SPLENDID 1803 MANUSCRIPT DOCUMENT RECOGNIZING A FRENCH COMMERCE AGENT JUST WEEKS BEFORE THE LOUISIANA PURCHASE, SIGNED BY PRESIDENT THOMAS JEFFERSON AND SECRETARY OF STATE JAMES MADISON
JEFFERSON, Thomas. Manuscript document signed. Washington City: April 5, 1803. Folio (10 by 14-1/2 inches), one sheet of laid paper, original paper seal affixed. Handsomely matted and framed with engraved portraits of Jefferson and Madison, entire piece measures 25 by 20 inches.

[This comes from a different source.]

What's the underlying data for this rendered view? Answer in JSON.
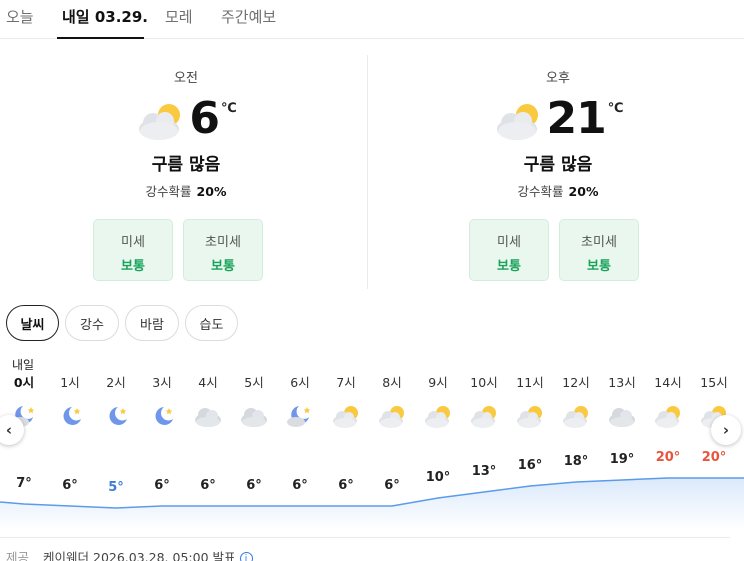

Original 1803 manuscript document (letters patent) signed by President Thomas Jefferson and his Secretary of State James Madison, recognizing "Citizen" Gerard Careaux as Vice-Commissary of Commercial Relations of the French Republic for the important port town Portsmouth, New Hampshire, a document highlighting the importance of commercial relations of the young republic with the French, signed just days before the French offered to sell the Louisiana territory to the United States and only three weeks before American negotiators formally agreed to the terms. With intact paper seal of the United States and handsomely framed with engraved portraits of Jefferson and Madison. A splendid signed piece.

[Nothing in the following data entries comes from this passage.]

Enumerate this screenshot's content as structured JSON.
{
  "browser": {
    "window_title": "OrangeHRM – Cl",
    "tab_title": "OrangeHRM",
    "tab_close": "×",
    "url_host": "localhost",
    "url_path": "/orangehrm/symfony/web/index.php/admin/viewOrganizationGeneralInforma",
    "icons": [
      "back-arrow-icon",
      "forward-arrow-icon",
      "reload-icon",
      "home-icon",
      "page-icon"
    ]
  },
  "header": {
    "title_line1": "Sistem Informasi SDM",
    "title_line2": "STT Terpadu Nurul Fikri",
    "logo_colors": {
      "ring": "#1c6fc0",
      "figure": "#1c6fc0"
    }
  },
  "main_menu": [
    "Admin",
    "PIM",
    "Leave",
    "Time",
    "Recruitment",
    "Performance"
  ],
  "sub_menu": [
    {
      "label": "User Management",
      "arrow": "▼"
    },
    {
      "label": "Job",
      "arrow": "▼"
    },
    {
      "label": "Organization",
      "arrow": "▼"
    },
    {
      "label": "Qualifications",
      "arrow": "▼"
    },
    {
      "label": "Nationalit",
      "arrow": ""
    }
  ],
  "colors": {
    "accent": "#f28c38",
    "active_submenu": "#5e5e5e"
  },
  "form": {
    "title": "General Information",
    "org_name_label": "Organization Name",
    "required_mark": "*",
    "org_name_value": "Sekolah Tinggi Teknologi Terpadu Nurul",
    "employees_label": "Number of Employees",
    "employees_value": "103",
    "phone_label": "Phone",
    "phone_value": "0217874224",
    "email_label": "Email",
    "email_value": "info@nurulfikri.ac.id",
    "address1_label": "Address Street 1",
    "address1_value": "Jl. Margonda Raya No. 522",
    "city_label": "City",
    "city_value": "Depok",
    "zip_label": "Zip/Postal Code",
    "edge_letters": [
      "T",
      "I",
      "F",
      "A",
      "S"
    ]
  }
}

The letters patent document, penned in a neat and bold secretarial hand, reads, "Thomas Jefferson, President of the United States of America, To all whom it may concern: The Citizen Gerard Careaux having produced to me his Commission as Vice-Commissary of Commercial Relations of the French Republic, for Portsmouth in the State of New Hampshire, I do hereby recognize him as such, and declare him to exercise such functions, powers and privileges as are allowed to the similar Agents of the most favoured Nations. In Testimony whereof, I have caused these letters to made Patent and the Seal of the United States to be hereunto affixed. Given under my Hand at the City of Washington the Fifth day of April in the year of our Lord one thousand eight hundred and three, and of the Independence of the United States of America the Twenty-seventh." The document is then signed by Jefferson ("Th: Jefferson") "By the President," and by James Madison, "Secretary of State."
This document was signed at one of the most important moments in the relationship between the United States and France; just 6 days later, on April 11, the French offered the entire Louisiana Territory to Robert Livingston, the American Ambassador in Paris, for $15,000,000, an offer that surprised Livingston, as his instructions were only to pay up to $10,000,000, but only for New Orleans and the immediately surrounding territory. Livingston was confident that the offer of the vastly larger territory would be desirable (it effectively doubled the size of the United States), and on April 30 signed the Louisiana Purchase Treaty. The treaty arrived in Washington on July 4; by October 21, Congressional approvals had been obtained and the United States began taking formal possession of the vast territory.
Faint fold lines, signatures clear and dark. A fine and quite appealing framed piece.